LLaVa 1.5 model is designed to work only with 336 x 336 image resolutions, that's why each image always takes the same amount of tokens. You can still pass large or smaller images, the model will rescale them automatically.

Limitations and Caveats

  • Supported image types are: jpg, png, and webp.
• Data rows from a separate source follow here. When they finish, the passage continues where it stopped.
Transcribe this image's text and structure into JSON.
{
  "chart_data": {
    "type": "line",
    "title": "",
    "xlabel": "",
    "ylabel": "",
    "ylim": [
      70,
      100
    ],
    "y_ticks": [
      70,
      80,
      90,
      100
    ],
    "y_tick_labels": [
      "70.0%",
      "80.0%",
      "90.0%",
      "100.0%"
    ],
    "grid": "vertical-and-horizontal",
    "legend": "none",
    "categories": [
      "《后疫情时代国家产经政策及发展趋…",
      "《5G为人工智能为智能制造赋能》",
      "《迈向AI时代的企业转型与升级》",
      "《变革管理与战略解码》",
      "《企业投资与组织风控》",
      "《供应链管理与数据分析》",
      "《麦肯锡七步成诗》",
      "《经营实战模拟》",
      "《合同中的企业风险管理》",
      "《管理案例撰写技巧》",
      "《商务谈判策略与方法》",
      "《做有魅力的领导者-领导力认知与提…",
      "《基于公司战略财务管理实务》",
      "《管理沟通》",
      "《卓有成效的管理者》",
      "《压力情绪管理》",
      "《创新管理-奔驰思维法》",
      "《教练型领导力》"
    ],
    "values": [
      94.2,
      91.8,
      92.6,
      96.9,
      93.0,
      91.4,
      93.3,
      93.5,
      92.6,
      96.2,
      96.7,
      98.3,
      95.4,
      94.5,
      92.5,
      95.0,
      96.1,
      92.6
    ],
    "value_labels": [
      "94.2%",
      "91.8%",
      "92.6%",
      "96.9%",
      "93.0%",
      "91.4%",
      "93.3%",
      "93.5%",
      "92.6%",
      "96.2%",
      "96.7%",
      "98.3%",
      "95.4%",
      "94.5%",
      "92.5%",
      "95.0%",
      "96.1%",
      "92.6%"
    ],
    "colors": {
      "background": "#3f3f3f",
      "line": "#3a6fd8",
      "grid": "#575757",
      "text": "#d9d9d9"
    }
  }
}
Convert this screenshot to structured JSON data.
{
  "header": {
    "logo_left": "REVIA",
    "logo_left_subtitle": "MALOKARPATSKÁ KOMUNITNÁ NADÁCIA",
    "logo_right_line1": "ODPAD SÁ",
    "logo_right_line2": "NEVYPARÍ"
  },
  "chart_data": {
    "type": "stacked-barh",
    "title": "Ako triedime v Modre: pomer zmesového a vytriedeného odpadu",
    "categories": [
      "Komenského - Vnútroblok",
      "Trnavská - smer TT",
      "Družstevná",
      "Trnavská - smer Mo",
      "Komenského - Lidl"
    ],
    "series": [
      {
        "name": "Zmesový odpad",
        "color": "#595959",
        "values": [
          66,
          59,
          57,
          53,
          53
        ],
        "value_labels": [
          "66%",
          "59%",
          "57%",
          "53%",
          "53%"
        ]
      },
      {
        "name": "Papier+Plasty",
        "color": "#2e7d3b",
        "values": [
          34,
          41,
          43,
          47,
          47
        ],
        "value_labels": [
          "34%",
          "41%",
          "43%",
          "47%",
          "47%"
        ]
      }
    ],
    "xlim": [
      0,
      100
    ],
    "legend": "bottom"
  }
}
  • Images must be smaller than 20MB
  • LLaVa 1.5 only works with 336 x 336 resolution (it will rescale every image to this size).
  • Since LLaVa 1.5 has only one resolution, passing image fidelity with detail argument is not useful. Though it might change in future with the newer versions of the model.
  • Try to put your text instructions after the image content (i.e. follow this order inside content "content": [{"type": "image_url"...}, ..., {"type": "text"...}]). The model doesn't do well when you have text and then image in the messages content.